DEPENSES PRINCIERES D’UNE MONOCRATIE RAMPANTE

gaspillage-2.gifNous connaissions le goût prononcé du Président pour la communication au détriment de l’action politique, et un budget devenu réellement élyséen en la matière… hausse record de 79 % en 2010 du budget pour les matériels et équipements de communication de l’Elysée, passant de 1,395 million € à 2,49 millions € !La présidence française de l’Europe restera également comme l’une des plus onéreuses pour le contribuable.
Un rapport de la cour des comptes remis au Sénat pointe du doigt les 171 millions € dépensés par la France pour la présidence de l’Union européenne dans le second semestre 2008. Le sommet décidé par N. Sarkozy pour lancer son projet d’Union pour la Méditerranée, le 13 juillet 2008, au Grand Palais, aura coûté pas moins de 16,6 millions € en installation, démontage, nettoyage, dîner à 1 million € pour 43 convives, en aménagements divers et variés dont le plus contestable demeure sans doute l’installation d’une douche présidentielle, dernier cri, pour 245 572 €…

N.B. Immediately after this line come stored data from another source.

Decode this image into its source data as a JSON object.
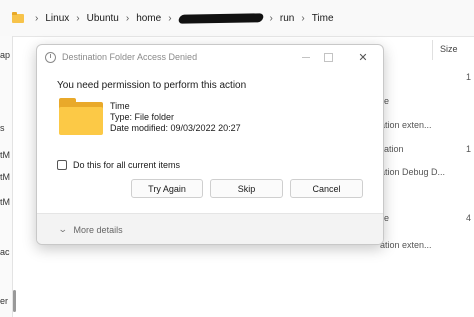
{
  "breadcrumb": {
    "items": [
      "Linux",
      "Ubuntu",
      "home",
      "run",
      "Time"
    ]
  },
  "columns": {
    "size_label": "Size"
  },
  "background": {
    "row_texts": [
      "ile",
      "ation exten...",
      "ation Debug D...",
      "ile",
      "ation exten..."
    ],
    "size_values": [
      "1",
      "1",
      "4"
    ],
    "left_fragments": [
      "ap",
      "s",
      "tM",
      "tM",
      "tM",
      "ac",
      "er"
    ]
  },
  "dialog": {
    "title": "Destination Folder Access Denied",
    "message": "You need permission to perform this action",
    "file": {
      "name": "Time",
      "type": "Type: File folder",
      "modified": "Date modified: 09/03/2022 20:27"
    },
    "checkbox_label": "Do this for all current items",
    "buttons": {
      "try_again": "Try Again",
      "skip": "Skip",
      "cancel": "Cancel"
    },
    "more_details": "More details"
  },
  "colors": {
    "folder_front": "#fcc946",
    "folder_back": "#e9a92a"
  }
}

Outre le montant affolant des dépenses, le rapport note « le caractère irrégulier des procédures suivies et son impact massif pour les finances publiques…. Alors que la dette atteint près de  1500 milliards €, soit 85% du PIB, que le déficit de la sécurité sociale caracole à 30 milliards €, que le gouvernement invite les français à toujours plus de rigueur budgétaire dans leurs dépenses de santé, d’éducation tout en consolidant le bouclier fiscal des plus aisés, cette dérive princière est particulièrement scandaleuse.
Elle est la marque d’une déliquescence du régime qui ajoute à la concentration du pouvoir dans les mains d’un clan, aux dérives liberticides ou encore au népotisme assumé… le faste du prince.